A conversation about how everything is life is precarious becomes a discussion about why such common knowledge cannot be said out loud. Multiple examples of imagery are used. “Everything is precarious…we are not allowed to say so, that we must all pretend that we aren’t stepping, each day, along a tightrope over a fire-filled gorge that would at any instant swallow us…and the fire or the water can rise up and swallow us, or the plane can drop out of the sky.” The concept of life itself being constantly in a precarious state is made concrete with the extreme images of being consumed by fire or water or plans falling from the sky. The key to this discussion is the image of the tightrope and the pressure placed upon a walker to keep from thinking how dangerously precarious their particular situation is because admitting to that thought may be just the thing that causes disaster.

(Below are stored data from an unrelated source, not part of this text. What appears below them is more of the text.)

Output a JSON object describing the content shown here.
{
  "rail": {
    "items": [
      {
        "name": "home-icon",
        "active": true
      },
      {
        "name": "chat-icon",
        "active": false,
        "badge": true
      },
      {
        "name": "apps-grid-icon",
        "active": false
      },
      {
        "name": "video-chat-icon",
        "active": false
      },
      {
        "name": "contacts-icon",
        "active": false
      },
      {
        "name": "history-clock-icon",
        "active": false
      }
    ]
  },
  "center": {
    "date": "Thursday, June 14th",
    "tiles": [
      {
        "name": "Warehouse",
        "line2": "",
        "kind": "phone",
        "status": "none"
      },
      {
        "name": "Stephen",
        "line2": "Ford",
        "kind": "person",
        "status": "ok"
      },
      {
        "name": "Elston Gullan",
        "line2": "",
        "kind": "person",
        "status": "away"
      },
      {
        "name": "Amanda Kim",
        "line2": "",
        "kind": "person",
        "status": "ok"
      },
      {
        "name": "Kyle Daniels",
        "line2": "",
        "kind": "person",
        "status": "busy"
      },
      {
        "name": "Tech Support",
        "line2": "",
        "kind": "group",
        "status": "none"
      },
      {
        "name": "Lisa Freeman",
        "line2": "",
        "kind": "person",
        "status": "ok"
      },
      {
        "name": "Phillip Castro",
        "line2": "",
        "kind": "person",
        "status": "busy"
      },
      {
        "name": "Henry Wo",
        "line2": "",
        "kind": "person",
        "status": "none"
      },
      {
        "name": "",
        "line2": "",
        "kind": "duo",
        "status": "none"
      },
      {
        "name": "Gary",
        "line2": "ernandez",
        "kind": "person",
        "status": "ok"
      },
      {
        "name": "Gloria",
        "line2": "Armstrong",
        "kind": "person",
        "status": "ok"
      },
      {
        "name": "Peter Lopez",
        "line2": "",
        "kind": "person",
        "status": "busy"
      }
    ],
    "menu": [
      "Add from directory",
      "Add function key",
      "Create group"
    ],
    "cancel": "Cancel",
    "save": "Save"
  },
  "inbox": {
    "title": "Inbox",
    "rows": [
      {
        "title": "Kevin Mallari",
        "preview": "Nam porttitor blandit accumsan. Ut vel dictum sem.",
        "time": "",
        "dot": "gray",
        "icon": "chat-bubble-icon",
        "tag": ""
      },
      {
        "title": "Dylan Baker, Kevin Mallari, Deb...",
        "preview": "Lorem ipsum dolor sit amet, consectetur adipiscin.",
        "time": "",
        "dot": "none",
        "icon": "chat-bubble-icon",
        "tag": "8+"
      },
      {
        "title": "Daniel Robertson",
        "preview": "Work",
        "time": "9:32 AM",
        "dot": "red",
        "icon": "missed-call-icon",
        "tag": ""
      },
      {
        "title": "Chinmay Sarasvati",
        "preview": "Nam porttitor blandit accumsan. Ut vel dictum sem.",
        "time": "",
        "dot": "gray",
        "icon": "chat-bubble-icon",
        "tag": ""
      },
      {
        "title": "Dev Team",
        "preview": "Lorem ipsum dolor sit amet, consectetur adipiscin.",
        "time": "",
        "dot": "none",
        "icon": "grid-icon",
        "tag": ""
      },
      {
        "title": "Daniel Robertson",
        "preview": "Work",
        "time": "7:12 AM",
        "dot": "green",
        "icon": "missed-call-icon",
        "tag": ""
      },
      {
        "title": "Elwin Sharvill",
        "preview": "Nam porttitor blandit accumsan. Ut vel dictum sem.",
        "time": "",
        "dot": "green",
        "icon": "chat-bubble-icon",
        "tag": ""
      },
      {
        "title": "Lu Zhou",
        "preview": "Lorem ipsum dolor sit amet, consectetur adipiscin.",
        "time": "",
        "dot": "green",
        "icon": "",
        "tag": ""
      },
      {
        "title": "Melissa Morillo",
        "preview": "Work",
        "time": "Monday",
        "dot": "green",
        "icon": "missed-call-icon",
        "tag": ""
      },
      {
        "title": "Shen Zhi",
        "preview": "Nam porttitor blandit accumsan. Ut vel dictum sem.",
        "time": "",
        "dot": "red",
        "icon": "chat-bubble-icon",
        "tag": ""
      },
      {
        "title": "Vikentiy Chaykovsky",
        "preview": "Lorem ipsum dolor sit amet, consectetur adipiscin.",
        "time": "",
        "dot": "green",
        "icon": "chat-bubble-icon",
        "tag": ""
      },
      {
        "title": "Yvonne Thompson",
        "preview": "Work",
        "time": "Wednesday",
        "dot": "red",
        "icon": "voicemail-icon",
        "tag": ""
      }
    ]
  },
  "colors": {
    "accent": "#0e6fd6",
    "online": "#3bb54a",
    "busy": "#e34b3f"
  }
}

The Isolation of the Writer

Chloe, the only character in the book who tells her story in the first-person, opens the novel with the assertion that she is a writer, a teller of stories. Later she will give the backstory to the process that resulted in the confidence to introduce herself this way. She contemplates her plans to leave the man sleeping beside her “for studio in a high-rise by the interstate in icy Syracuse…so that I…shackle myself, all but literally, to my writing dream, force myself into a place where I’d know nobody and nothing, a sort of monastery among strip malls.” Every bit of imagery in this plan speaks to the necessity of isolation and loneliness of becoming a writer. The apartment is high in the sky above the masses moving at high speeds below and it is situated in a cold, bleak setting where she sees herself almost as a prisoner or a silent monk committed to no social interaction with any others.

Book Lover

Every book lover born in the 20th century will be familiar with the use of imagery to convey one character’s experience upon walking into a bookstore. “The bookshop, from the first, had smelled delicious to Denise, of paper, ink, sawdust, cedar, cigarette smoke, and perhaps even a touch of mildew, though Fräulein Lebach ensured that it was kept impeccably clean.” Before too long, of course, this use of olfactory sense memory will be a thing of the past except for an increasingly smaller select few. Readers of the future are far less likely to actually be “book lovers” because digital versions don’t bring on any particular bouquet that can only be experienced in a room filled with books requiring actual paper and ink. The imagery is true to the reality of the smell of just about every bookstore in the world.